Interpolators are used at several points in DORiE to evaluate discrete input data at every physical location on the grid.
The type of interpolator may change how the input data is interpreted. In particular, different interpolators require different input dataset shapes for the same grid configuration.
Every interpolator assumes that the input data spans a rectangle (2D) or cuboid (3D). In case of initial conditions, the respective volume is streched to cover the entire grid. For scaling fields, users may specify extensions and offset of the volume, or opt for it to cover the entire grid by omitting the respective keys in the parameter file.

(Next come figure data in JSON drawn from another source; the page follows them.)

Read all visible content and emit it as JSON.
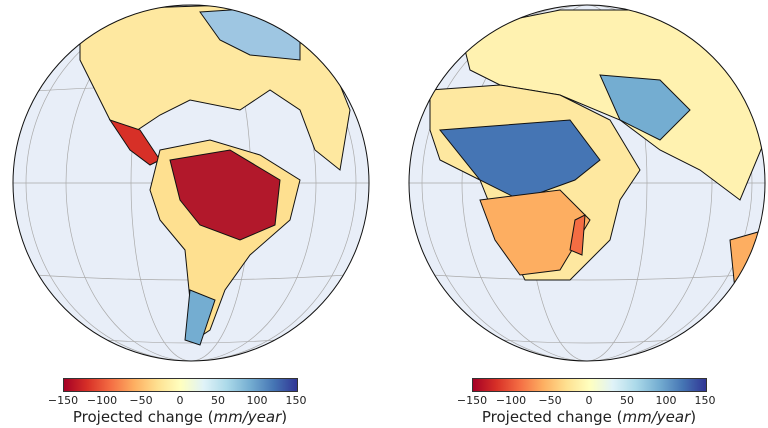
{
  "maps": [
    {
      "region": "Americas",
      "colorbar": {
        "ticks": [
          "−150",
          "−100",
          "−50",
          "0",
          "50",
          "100",
          "150"
        ],
        "label_prefix": "Projected change (",
        "label_unit": "mm/year",
        "label_suffix": ")"
      }
    },
    {
      "region": "Africa-Europe-Asia",
      "colorbar": {
        "ticks": [
          "−150",
          "−100",
          "−50",
          "0",
          "50",
          "100",
          "150"
        ],
        "label_prefix": "Projected change (",
        "label_unit": "mm/year",
        "label_suffix": ")"
      }
    }
  ],
  "colorscale": {
    "min": -150,
    "max": 150,
    "colors": [
      "#a50026",
      "#d73027",
      "#f46d43",
      "#fdae61",
      "#fee090",
      "#ffffbf",
      "#e0f3f8",
      "#abd9e9",
      "#74add1",
      "#4575b4",
      "#313695"
    ]
  },
  "ocean_color": "#e8eef8"
}
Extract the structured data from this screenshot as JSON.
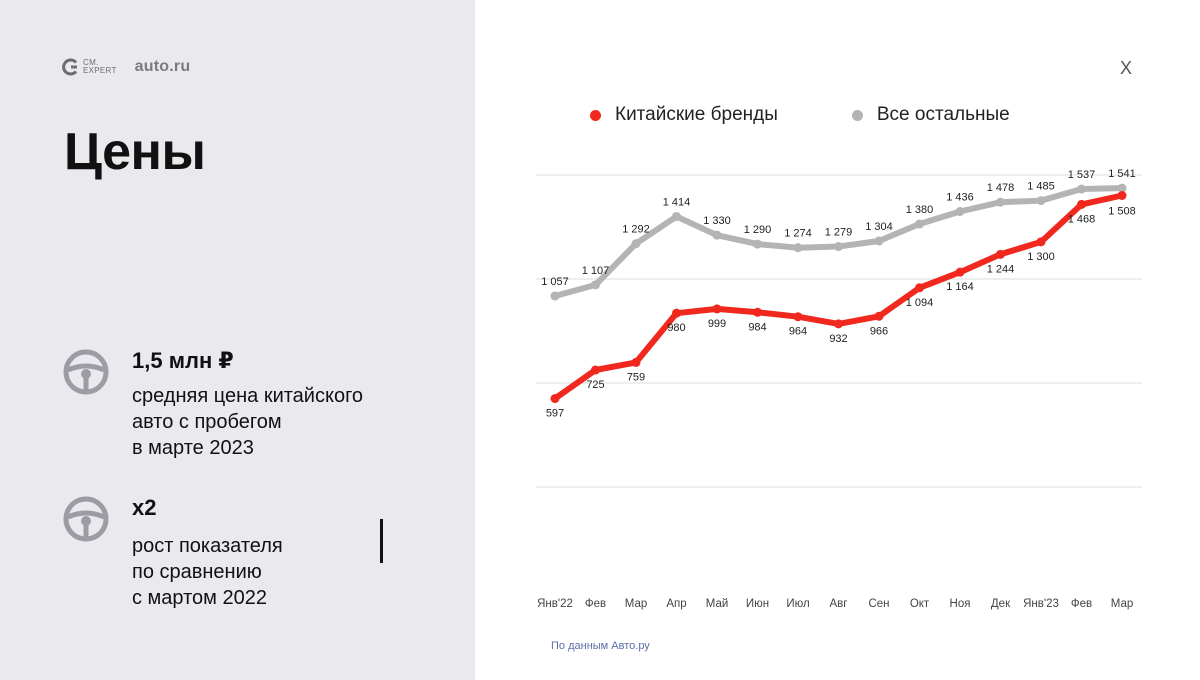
{
  "logos": {
    "partner_line1": "CM.",
    "partner_line2": "EXPERT",
    "brand": "auto.ru"
  },
  "page_title": "Цены",
  "stats": [
    {
      "value": "1,5 млн ₽",
      "lines": [
        "средняя цена китайского",
        "авто с пробегом",
        "в марте 2023"
      ]
    },
    {
      "value": "х2",
      "lines": [
        "рост показателя",
        "по сравнению",
        "с мартом 2022"
      ]
    }
  ],
  "close_label": "Х",
  "source": "По данным Авто.ру",
  "colors": {
    "chinese": "#f0281e",
    "others": "#b4b4b4",
    "grid": "#dcdcdc"
  },
  "chart_data": {
    "type": "line",
    "title": "",
    "xlabel": "",
    "ylabel": "",
    "grid": true,
    "legend": "top",
    "categories": [
      "Янв'22",
      "Фев",
      "Мар",
      "Апр",
      "Май",
      "Июн",
      "Июл",
      "Авг",
      "Сен",
      "Окт",
      "Ноя",
      "Дек",
      "Янв'23",
      "Фев",
      "Мар"
    ],
    "series": [
      {
        "name": "Китайские бренды",
        "values": [
          597,
          725,
          759,
          980,
          999,
          984,
          964,
          932,
          966,
          1094,
          1164,
          1244,
          1300,
          1468,
          1508
        ],
        "labels": [
          "597",
          "725",
          "759",
          "980",
          "999",
          "984",
          "964",
          "932",
          "966",
          "1 094",
          "1 164",
          "1 244",
          "1 300",
          "1 468",
          "1 508"
        ]
      },
      {
        "name": "Все остальные",
        "values": [
          1057,
          1107,
          1292,
          1414,
          1330,
          1290,
          1274,
          1279,
          1304,
          1380,
          1436,
          1478,
          1485,
          1537,
          1541
        ],
        "labels": [
          "1 057",
          "1 107",
          "1 292",
          "1 414",
          "1 330",
          "1 290",
          "1 274",
          "1 279",
          "1 304",
          "1 380",
          "1 436",
          "1 478",
          "1 485",
          "1 537",
          "1 541"
        ]
      }
    ],
    "ylim": [
      200,
      1600
    ]
  }
}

- Nearest neighbor interpolator
Interprets dataset values as cell values. No extrapolation is applied. The lowest supported dataset dimensions are
(1, 1)(single value everywhere).
Use this interpolator for cell-centered data like scaling field values and initial conditions for a finite volume solver.
To provide the exact scaling factors for each cell of a grid of \(1 \times 10\) cells, use the
nearestinterpolator with a dataset of shape
(10, 1)(dimensions are inverted). The dataset value are the function values at the cell barycenters.
- Linear interpolator
Interprets dataset values as vertex values and linearaly interpolates between them. No extrapolation is applied. The lowest supported dataset dimensions are
(2, 2)(one value in each corner).
Use this interpolator if input data should be interpreted as continuous functions like initial conditions for a DG solver.
To provide the initial condition for a DG solver with finite element polynomials of order \(k = 1\) on a grid of \(1 \times 10\) cells, use the
linearinterpolator with a dataset of shape
(11, 2)(dimensions are inverted). The dataset values are the function values at the grid vertices.